How is Behçet's disease diagnosed?

There is no single laboratory test that can diagnose Behçet's disease. The diagnosis is usually made based on how often the oral ulcers come back, plus some of the other features noted above.

In order to make a diagnosis, it is necessary to rule out other illnesses that may also produce mouth sores and imitate Behçet's disease, such as systemic lupus, Crohn's disease (an inflammatory condition of the intestines) and other forms of vasculitis. HLA B 51 is a genetic marker that can sometime be present in patients with Behçet's syndrome.

How is Behçet's disease treated?

Different drugs are used to treat Behçet's disease, depending on how severe the illness is:

  • Corticosteroids, such as prednisone, are the main treatment. These drugs suppress inflammation and immune function.
  • Colchicine (Colcrys) may help with mouth and genital sores.
  • Other drugs that suppress the immune system, such as: methotrexate (Trexall, Rasuvo), azathioprine (Imuran, Azasan), and cyclophosphamide (Cytoxan, Neosar); and anti-TNF biologics, such as infliximab (Remicade) and etanercept (Enbrel), are useful in more severe cases.
  • Recently, Apremilast (Otezla), an oral medication (taken by mouth), was found to be effective in controlling mouth ulcers in Behçet's disease.

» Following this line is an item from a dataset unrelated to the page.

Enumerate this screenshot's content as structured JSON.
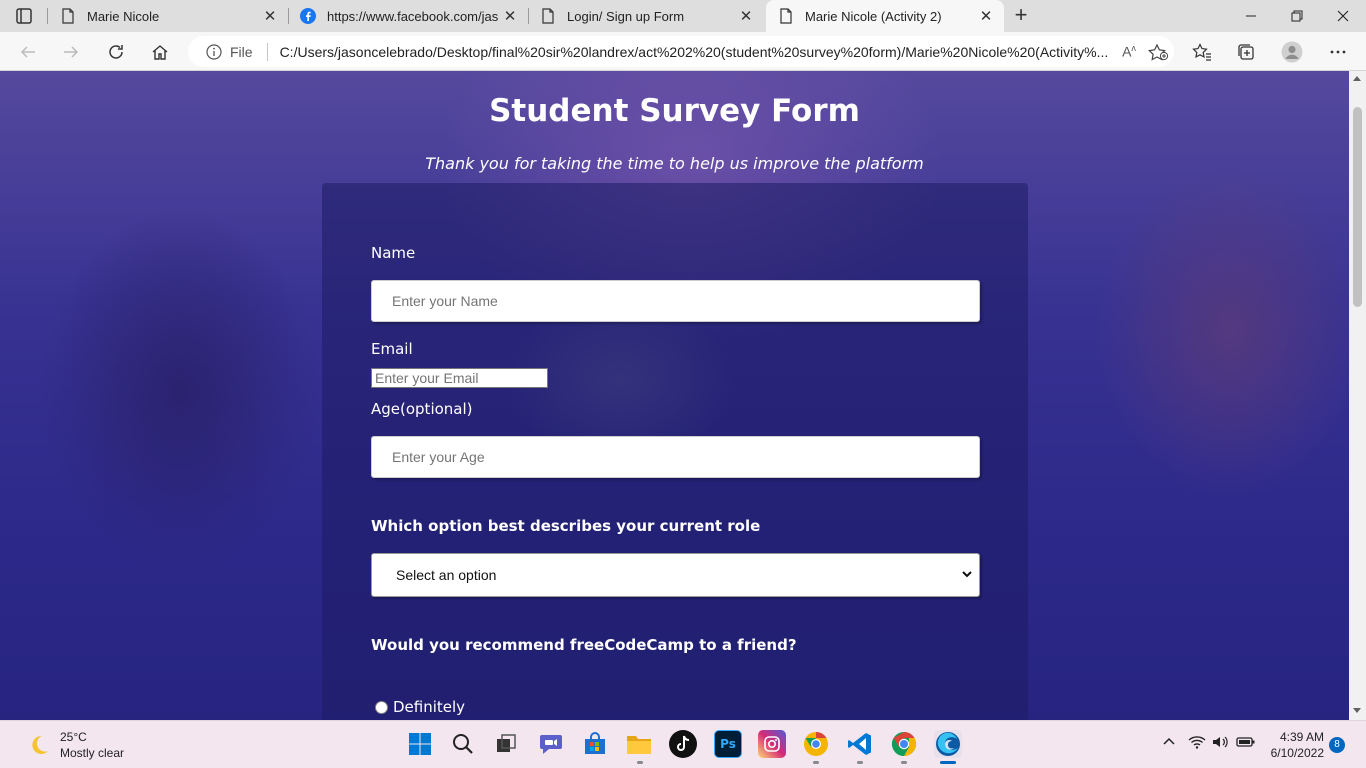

What is the prognosis (outlook) for patients with Behçet's disease?

Behçet's disease is a chronic disease that may disappear and reappear regardless of treatment. This sometimes makes it difficult to tell how well treatment might be working. Most Behçet's patients live out a full life, although they will probably deal with some level of symptoms throughout this time.

Death occurs in about four percent of Behçet's cases. Causes of death are most often intestinal perforation (hole), strokes, and rupture of enlarged, weakened blood vessels (aneurysms).